Bemused, the detective watched through the plate-glass window as the thin man pushed through a wooden gate, hung his hat on a wall hook and took up a position behind a counter marked: Information.
It struck Shayne as far too much of a coincidence for Bill Whitney’s replacement to be a fellow employee of the same firm. The only sensible explanation was that it wasn’t coincidence.
Which meant, at the very least, that the Lake Travel Agency had some kind of connection with narcotics. And at the very most — might be the “front” — concealed headquarters of the whole narcotics ring. And that in turn led to interesting speculations about Miss Mabel Lake.
He was contemplating this development when a pleased feminine voice said in his ear, “Why, Mr. Shane! How nice to see you.”

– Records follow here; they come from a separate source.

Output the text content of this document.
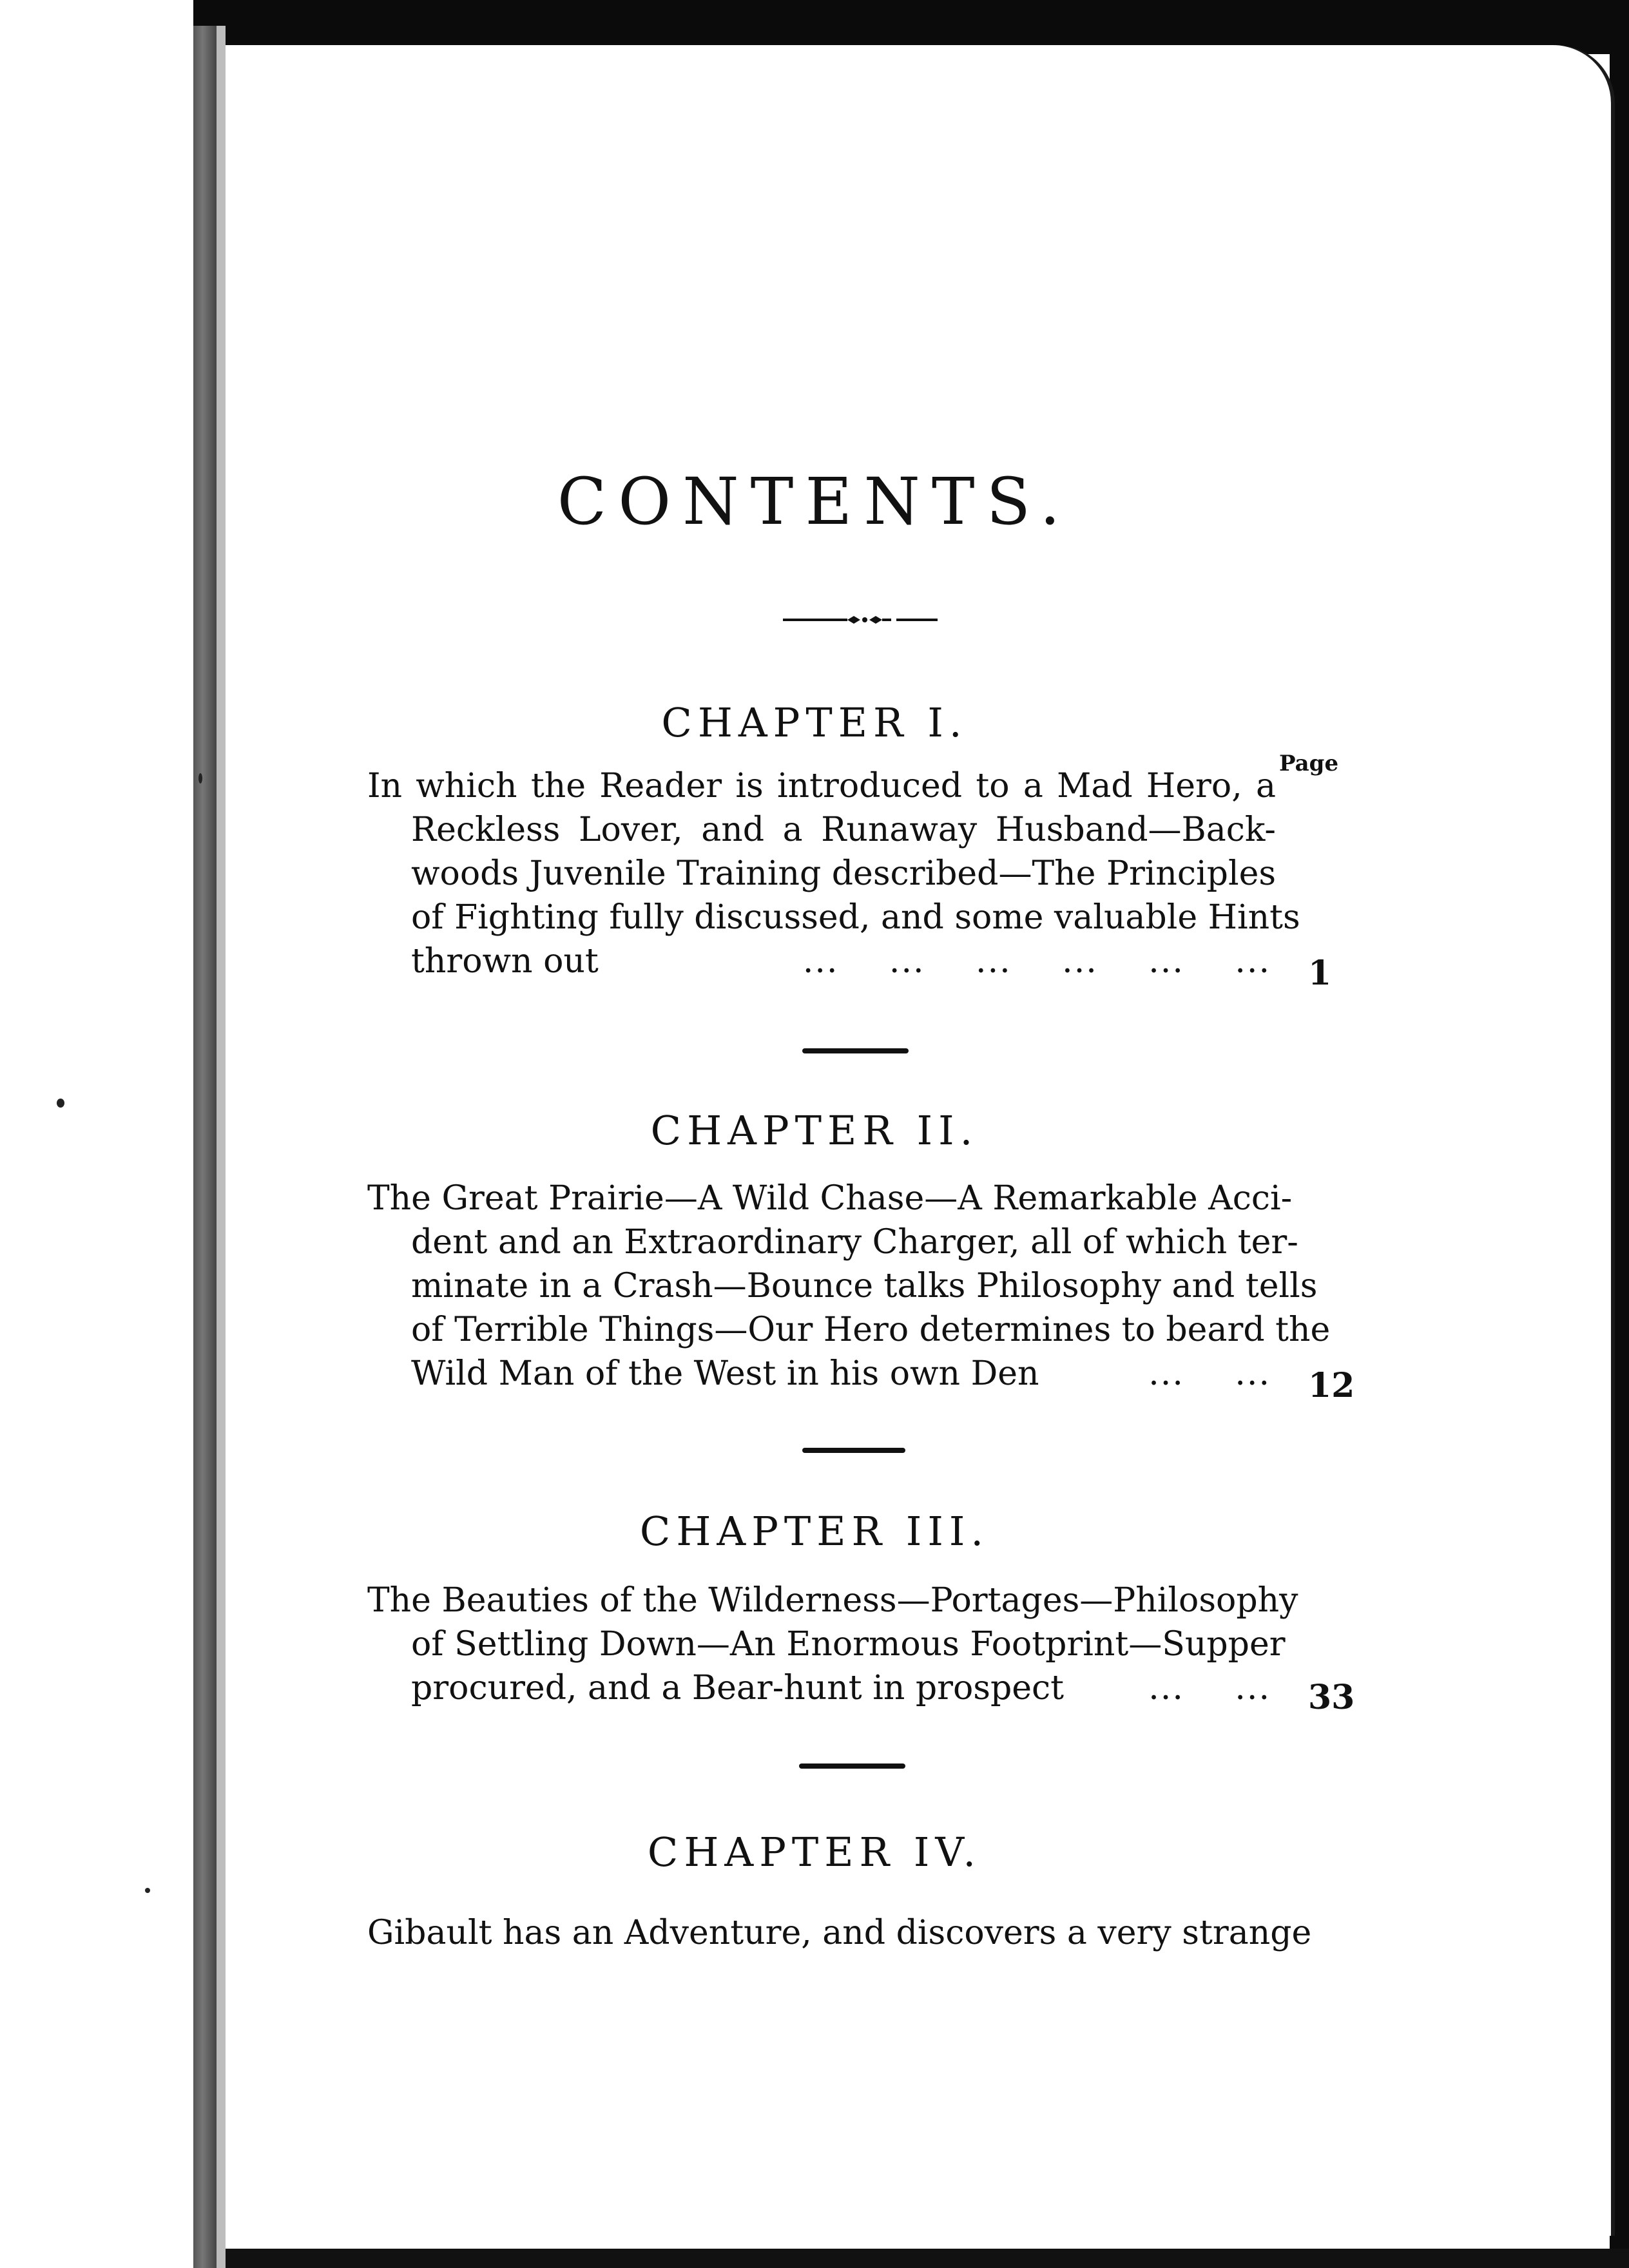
CONTENTS.
CHAPTER I.
Page
In which the Reader is introduced to a Mad Hero, a
Reckless Lover, and a Runaway Husband—Back-
woods Juvenile Training described—The Principles
of Fighting fully discussed, and some valuable Hints
thrown out	... ... ... ... ... ... 1
CHAPTER II.
The Great Prairie—A Wild Chase—A Remarkable Acci-
dent and an Extraordinary Charger, all of which ter-
minate in a Crash—Bounce talks Philosophy and tells
of Terrible Things—Our Hero determines to beard the
Wild Man of the West in his own Den	... ... 12
CHAPTER III.
The Beauties of the Wilderness—Portages—Philosophy
of Settling Down—An Enormous Footprint—Supper
procured, and a Bear-hunt in prospect	... ... 33
CHAPTER IV.
Gibault has an Adventure, and discovers a very strange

Turning, Shayne saw that Mabel Lake had come up beside him. She was dressed in a tailored suit that gave her figure the appearance of a much younger woman. In the bright sunlight her face wasn’t quite as unlined as it had seemed in the more subdued light of his office, but it still struck the detective that she was more attractive than any woman her age had a right, to be.
Shayne said, “Good morning, Miss Lake.”
“You were looking for me?” she asked in the same pleased voice. “We don’t open till nine, but come in anyway.”
He made no attempt to conceal his admiration as he said easily, “Just happened to be passing and noticed the sign on the window.”
She looked disappointed. “Oh. Have you learned anything about Bill yet?”
“Not much. Except that... well, he wasn’t just a user. He was involved in something more serious — the narcotic traffic.”
He watched her expression closely, but she exhibited nothing but shock. “Really?” she said. “How awful. Does Milford know?”
Shayne shook his head. “I haven’t made a report to him yet.” He paused, then said deliberately, “Bill was going to turn himself in to the police. It’s quite possible his associates found it out and killed him to shut him up.”
Her eyes widened in astonishment. Or what could have been simulated astonishment, Shayne told himself cautiously. “How terrible. To think he worked right in the agency, and I never suspected he was also working for gangsters. How did you learn all this?”
“By digging,” Shayne said vaguely. “It’s a long story.”
“Why don’t you come into my office and tell me about it?” she suggested.
He shook his head. “Haven’t time right now.” After a thoughtful pause, he added, “Some evening would be better.”
He put nothing in his tone to suggest he meant such an evening might develop into more than a friendly talk, but he didn’t have to. She was miles ahead of him.
“I’m free tonight,” she said instantly.
He pretended to reflect. “It would have to be late,” he said finally. “I’m tied up early in the evening.”
“That doesn’t matter,” she said eagerly. “Any time is all right.”
“It might be after midnight,” he said.
Instead of looking disappointed, she looked even more eager. Her eagerness might have amused Shayne if it hadn’t been so pathetic. He wondered how long it had been since she had last been able to lure some younger man into calling at a very late hour. If he hadn’t wanted to see the inside of her house, he would have ended the farce right there.
“You haven’t told me the address,” he said.
“How silly of me,” she said in a flustered voice. Fumbling in her purse, she produced a small card and a fountain pen. Quickly she wrote on the card and handed it to him.
Then she did a surprising thing — something he had hardly dared to suggest or hope for. She pressed a key into his hand. “You can return this to me when you call. Sometimes — well, I just don’t hear the doorbell. I’ve been intending to have an electrician look at it. I keep another key, you see, hidden under the door mat, but you may as well take this one. I’ll use the other.”
V
Mabel lake had a one-story house on the outskirts of the city. It was set well back from the road and was surrounded by fifty feet of lawn on all sides. As the houses either side of it had similar broad lawns, it was a full hundred feet from the next nearest house.
Shayne pulled right into the driveway and through the open doors of the double garage. Getting out of the car, he glanced at the houses on either side, when he saw no one, pulled one of the sliding doors of the garage shut to conceal his car.